„Maria Full of Grace“ von Joshua Marston (2004)
„Si, señor“, sagt Maria zu ihrem Vorsteher. Und man sieht, dass ihr die Worte nicht leicht über die Lippen gehen. Maria ist siebzehn. Sie arbeitet in einer kolumbianischen Rosenplantage, in der sie die Blumen von ihren Dornen befreit. Doch der Job, ausbeuterisch und monoton, geht ihr auf die Nerven. Wie ihr prinzipiell manches nicht passt. Maria lebt mit ihrer Familie in einer engen Wohnung. Sie ist schwanger von einem Mann, der nicht viel auf die Beine stellt. Ausgerechnet in dieser Situation lernt sie einen Kerl kennen, der ihr eine Menge Geld verspricht. Der Haken: Maria soll verpacktes Heroin schlucken und ins Land der Gringos schmuggeln. Wenn eines der Päckchen reißt, stirbt sie. Wenn sie von den Zollinspektoren gefasst wird – Pech gehabt. Wenn es gut geht, fängt alles von vorne an. Man möchte sie warnen: Die Sache ist eine tödliche, Maria! Doch natürlich nimmt sie an.
Was dann folgt, ist eine nervenaufreibende Reise vom Hinterland Kolumbiens in die Hinterhöfe von Little Columbia.
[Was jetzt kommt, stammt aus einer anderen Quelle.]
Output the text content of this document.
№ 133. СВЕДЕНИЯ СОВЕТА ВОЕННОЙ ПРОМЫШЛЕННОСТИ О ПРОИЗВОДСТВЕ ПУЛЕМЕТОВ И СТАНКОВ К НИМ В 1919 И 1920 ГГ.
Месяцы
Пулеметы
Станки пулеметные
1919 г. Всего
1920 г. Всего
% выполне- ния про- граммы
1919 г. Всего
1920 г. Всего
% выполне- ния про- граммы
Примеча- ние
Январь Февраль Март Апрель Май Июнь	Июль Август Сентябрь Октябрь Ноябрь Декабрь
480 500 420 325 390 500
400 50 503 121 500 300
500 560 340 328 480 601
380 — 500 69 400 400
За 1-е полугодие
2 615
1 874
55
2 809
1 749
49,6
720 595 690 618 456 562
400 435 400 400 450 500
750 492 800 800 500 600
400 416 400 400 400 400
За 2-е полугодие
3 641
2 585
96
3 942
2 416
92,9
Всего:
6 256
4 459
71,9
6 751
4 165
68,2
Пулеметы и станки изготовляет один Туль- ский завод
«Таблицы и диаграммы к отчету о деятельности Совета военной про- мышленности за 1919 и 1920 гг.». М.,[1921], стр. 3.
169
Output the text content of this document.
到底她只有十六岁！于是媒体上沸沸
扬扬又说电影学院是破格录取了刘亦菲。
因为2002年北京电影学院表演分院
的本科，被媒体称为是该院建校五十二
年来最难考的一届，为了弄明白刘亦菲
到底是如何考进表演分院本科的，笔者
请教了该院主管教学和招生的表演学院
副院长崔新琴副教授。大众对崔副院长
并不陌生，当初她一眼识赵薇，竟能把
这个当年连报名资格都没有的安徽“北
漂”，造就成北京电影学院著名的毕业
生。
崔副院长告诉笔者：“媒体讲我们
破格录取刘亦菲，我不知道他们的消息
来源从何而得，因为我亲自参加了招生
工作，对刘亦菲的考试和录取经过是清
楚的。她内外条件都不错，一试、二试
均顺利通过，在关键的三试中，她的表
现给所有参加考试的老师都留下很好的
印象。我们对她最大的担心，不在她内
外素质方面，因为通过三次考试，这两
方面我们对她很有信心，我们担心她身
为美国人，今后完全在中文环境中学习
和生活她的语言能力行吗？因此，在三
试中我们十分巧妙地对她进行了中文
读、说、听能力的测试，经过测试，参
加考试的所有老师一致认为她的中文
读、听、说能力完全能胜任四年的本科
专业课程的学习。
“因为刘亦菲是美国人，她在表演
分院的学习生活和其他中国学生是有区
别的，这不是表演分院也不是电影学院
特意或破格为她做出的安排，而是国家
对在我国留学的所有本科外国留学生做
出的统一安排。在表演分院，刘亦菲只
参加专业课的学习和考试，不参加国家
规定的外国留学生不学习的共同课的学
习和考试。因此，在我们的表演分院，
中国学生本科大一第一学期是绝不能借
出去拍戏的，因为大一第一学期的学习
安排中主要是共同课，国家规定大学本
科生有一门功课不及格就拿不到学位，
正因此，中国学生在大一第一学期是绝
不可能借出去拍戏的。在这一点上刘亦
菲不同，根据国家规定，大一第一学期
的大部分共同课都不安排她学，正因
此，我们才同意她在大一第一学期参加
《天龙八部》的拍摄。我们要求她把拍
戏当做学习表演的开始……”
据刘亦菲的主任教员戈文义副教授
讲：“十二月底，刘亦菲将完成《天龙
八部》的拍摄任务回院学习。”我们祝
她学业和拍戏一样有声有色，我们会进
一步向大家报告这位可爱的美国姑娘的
Der Film hängt sich eng an die Fersen die Hauptfigur, hat aber immer auch ein offenes Auge für das Milieu, in dem er sich bewegt: sei es das Hinterzimmer der Dealer, in dem das Heroin verpackt wird; sei es das Netzwerk der kolumbianischen Einwanderer in New York. Dabei bleibt der Film immer fair zu seinen Figuren. Selbst die Drogenmänner sind keine eindimensionalen Schufte. Das alles aber wäre nicht viel wert, hätte Regisseur Joshua Marston für seinen Erstlingsfilm nicht eine Maria entdeckt, die gebenedeit ist mit einer Natürlichkeit von Elodie Bouchez-artigen Ausmaßen. Die Novizin Catalina Sandino Moreno, dieses Jahr für den Oscar als beste Hauptdarstellerin nominiert, wechselt mühelos zwischen den emotionalen Plateaus. Sie ist ängstlich, aufwallend, zögerlich, schnippisch, charmant und verkniffen. Und dann gibt es da noch diese Momente, wenn ihr die Kontrolle entgleitet und sie zu Weinen beginnt. Bei diesen Szenen würde selbst der dreckigste Dirty Harry glasige Augen bekommen. Die Frau neben mir im Kino hat jedenfalls ein Taschentuch zu Brei geheult.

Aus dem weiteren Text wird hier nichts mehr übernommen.